My investors… My investors; the water, the air, the medicines, the plants, the fourleggeds, the buffalo,
the birds, the fish have invested in our civilization for as long as we could remember; for thousands and
thousands of years, that has sustained our way of life. But today our investors are crying out for help.
Mother Earth, as we call her, needs our help. Needs your help. And I intend to carry this message to you
people, because fundamentally, fundamentally I think your nation, as been said here, is rich in
protecting the environment. You have a background that is much deeper than perhaps the Canadian
government, the Alberta government. And you need to practice that ethical reality that you carry out in
your homeland. I want to disclose this with The United Nation’s declaration on the rights of indigenous
people. Article 29: “1. Indigenous peoples have the right to the conservation and protection of the
environment and the productive capacity of their lands or territories and resources. States shall
establish and implement assistance programmes for indigenous peoples for such conservation and
protection, without discrimination.
2. States shall take effective measures to ensure that no storage or disposal of hazardous materials shall
take place in the lands or territories of indigenous peoples without their free, prior and informed
consent.
3. States shall also take effective measures to ensure, as needed, that programmes for monitoring,
maintaining and restoring the health of indigenous peoples, as developed and implemented by the
peoples affected by such materials, are duly implemented.

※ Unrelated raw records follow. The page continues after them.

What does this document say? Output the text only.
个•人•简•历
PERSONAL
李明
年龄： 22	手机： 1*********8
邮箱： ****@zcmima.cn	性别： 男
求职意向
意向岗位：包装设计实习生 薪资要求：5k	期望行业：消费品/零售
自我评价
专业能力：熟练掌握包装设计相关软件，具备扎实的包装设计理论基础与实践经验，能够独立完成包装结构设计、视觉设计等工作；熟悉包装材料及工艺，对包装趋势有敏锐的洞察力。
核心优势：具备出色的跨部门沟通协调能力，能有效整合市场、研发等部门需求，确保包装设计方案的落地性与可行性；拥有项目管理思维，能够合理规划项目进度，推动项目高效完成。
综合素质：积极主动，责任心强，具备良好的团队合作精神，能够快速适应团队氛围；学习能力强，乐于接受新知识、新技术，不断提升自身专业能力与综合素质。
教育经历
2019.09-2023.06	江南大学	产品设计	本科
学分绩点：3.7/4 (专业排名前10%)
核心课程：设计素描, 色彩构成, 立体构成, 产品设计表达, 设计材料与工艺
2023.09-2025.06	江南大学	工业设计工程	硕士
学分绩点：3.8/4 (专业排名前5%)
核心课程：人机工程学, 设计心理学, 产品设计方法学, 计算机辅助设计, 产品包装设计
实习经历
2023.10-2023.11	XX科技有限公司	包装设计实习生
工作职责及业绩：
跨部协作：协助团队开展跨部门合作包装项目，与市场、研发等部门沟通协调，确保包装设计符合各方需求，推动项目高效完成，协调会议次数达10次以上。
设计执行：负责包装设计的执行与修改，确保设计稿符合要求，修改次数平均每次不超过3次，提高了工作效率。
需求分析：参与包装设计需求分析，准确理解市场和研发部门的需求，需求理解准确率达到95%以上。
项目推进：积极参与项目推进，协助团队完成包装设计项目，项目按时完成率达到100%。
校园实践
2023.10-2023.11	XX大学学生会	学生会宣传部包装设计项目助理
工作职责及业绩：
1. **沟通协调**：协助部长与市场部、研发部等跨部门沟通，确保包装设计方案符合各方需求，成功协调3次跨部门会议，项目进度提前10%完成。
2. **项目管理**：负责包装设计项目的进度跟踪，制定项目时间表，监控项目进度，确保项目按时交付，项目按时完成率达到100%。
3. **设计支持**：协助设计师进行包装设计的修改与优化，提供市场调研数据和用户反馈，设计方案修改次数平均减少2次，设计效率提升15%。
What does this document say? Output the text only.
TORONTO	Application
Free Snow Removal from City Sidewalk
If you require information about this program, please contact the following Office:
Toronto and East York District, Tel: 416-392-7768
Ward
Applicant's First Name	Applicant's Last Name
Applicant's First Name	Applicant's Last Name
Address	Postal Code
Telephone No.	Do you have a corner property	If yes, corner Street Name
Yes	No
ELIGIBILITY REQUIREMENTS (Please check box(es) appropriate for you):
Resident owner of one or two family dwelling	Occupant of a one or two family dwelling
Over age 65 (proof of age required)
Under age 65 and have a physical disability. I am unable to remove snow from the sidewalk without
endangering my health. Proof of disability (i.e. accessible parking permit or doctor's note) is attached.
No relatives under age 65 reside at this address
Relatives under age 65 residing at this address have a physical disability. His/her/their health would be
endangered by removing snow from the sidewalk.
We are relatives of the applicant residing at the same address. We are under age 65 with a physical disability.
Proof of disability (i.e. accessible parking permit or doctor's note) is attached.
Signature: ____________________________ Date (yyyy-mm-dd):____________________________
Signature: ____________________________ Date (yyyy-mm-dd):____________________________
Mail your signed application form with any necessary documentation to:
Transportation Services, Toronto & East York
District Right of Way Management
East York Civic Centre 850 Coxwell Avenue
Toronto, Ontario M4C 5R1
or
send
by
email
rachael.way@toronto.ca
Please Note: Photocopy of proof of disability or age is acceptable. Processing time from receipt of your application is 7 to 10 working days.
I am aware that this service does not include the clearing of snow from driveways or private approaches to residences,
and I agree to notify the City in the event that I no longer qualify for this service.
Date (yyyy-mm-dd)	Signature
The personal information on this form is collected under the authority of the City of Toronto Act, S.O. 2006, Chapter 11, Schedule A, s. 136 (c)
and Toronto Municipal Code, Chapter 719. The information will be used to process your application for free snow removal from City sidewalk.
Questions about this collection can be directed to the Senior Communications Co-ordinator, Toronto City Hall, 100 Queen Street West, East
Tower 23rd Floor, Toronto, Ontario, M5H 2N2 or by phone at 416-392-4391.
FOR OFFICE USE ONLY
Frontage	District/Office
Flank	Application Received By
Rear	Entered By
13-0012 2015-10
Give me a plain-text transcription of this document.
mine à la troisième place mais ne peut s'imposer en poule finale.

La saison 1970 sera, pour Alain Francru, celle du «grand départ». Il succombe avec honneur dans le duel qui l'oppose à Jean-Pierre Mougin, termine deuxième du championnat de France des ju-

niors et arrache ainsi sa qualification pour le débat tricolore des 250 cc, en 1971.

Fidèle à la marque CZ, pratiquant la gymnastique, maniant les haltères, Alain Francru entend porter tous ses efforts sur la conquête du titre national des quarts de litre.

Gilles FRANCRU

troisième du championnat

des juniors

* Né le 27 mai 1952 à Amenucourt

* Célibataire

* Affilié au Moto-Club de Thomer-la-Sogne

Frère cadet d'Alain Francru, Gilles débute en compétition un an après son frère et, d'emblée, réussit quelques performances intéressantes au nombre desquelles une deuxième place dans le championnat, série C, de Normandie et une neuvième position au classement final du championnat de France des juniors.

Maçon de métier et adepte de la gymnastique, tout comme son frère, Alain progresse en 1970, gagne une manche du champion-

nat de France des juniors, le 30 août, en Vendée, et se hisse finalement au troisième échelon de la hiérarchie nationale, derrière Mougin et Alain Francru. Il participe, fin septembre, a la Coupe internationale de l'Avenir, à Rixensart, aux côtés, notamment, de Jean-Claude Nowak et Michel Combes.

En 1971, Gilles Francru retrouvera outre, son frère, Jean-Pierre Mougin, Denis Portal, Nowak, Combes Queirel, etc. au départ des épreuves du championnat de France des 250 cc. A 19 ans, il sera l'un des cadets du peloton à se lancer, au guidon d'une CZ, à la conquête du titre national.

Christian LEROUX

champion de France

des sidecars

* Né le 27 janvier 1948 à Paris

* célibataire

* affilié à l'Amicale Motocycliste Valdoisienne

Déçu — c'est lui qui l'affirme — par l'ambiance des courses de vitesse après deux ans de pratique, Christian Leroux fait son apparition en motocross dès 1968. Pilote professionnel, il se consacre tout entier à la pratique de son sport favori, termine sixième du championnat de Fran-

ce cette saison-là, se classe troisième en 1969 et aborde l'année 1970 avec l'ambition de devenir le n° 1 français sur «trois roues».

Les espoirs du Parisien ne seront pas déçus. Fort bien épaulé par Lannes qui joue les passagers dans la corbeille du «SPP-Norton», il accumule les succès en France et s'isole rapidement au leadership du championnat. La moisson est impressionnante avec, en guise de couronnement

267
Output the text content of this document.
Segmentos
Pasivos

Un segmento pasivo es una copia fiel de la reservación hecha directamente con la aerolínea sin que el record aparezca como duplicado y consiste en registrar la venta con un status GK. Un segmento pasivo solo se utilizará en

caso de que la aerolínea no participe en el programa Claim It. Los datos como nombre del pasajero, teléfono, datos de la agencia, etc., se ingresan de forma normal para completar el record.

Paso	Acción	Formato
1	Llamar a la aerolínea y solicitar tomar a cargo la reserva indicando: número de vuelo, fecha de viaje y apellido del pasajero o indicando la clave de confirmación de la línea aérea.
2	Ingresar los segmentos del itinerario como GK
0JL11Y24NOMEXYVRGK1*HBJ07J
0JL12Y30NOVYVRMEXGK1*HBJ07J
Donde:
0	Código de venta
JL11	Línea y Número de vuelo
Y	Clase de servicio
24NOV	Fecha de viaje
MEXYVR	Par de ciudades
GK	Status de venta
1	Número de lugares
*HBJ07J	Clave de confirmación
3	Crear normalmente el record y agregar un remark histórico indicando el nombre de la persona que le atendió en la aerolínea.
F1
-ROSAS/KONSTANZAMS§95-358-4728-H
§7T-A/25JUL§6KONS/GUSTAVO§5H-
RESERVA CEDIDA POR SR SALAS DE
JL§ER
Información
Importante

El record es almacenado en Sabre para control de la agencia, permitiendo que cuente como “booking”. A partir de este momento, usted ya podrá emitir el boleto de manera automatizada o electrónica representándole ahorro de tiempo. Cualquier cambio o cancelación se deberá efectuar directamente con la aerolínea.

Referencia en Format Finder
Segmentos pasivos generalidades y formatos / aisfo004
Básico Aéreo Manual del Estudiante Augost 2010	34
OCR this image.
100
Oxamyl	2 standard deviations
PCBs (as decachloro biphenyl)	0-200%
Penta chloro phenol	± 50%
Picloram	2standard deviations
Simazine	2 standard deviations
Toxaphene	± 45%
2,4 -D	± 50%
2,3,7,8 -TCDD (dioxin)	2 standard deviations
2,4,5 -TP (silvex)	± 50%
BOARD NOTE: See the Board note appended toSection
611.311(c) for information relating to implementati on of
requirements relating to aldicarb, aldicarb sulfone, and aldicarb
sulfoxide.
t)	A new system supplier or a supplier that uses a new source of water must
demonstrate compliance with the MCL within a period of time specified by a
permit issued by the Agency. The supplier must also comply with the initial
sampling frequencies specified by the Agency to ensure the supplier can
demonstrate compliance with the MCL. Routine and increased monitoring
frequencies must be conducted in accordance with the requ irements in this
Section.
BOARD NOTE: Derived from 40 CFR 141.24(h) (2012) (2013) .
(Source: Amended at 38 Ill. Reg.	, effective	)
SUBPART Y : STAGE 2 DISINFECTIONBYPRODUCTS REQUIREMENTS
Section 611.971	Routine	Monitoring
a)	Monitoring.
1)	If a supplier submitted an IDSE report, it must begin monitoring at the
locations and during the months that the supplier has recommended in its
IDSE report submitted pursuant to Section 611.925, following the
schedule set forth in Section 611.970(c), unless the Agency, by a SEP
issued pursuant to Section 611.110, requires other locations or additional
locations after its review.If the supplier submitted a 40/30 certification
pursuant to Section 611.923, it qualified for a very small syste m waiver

You are signatories to this declaration. You need to tell the prime minister of Canada that he needs to
sign off on this and start to practice what you are practicing here in your homeland. I finally just want to
say, the word I said “Selá teané” in my language means “all my relations”. That means not just the
human beings, but it means the air, the trees, plants, medicines, water, rocks. Because that is all life
forms and we need to protect Her. Mushie Cho (thank you). Thanks for allowing me to speak here.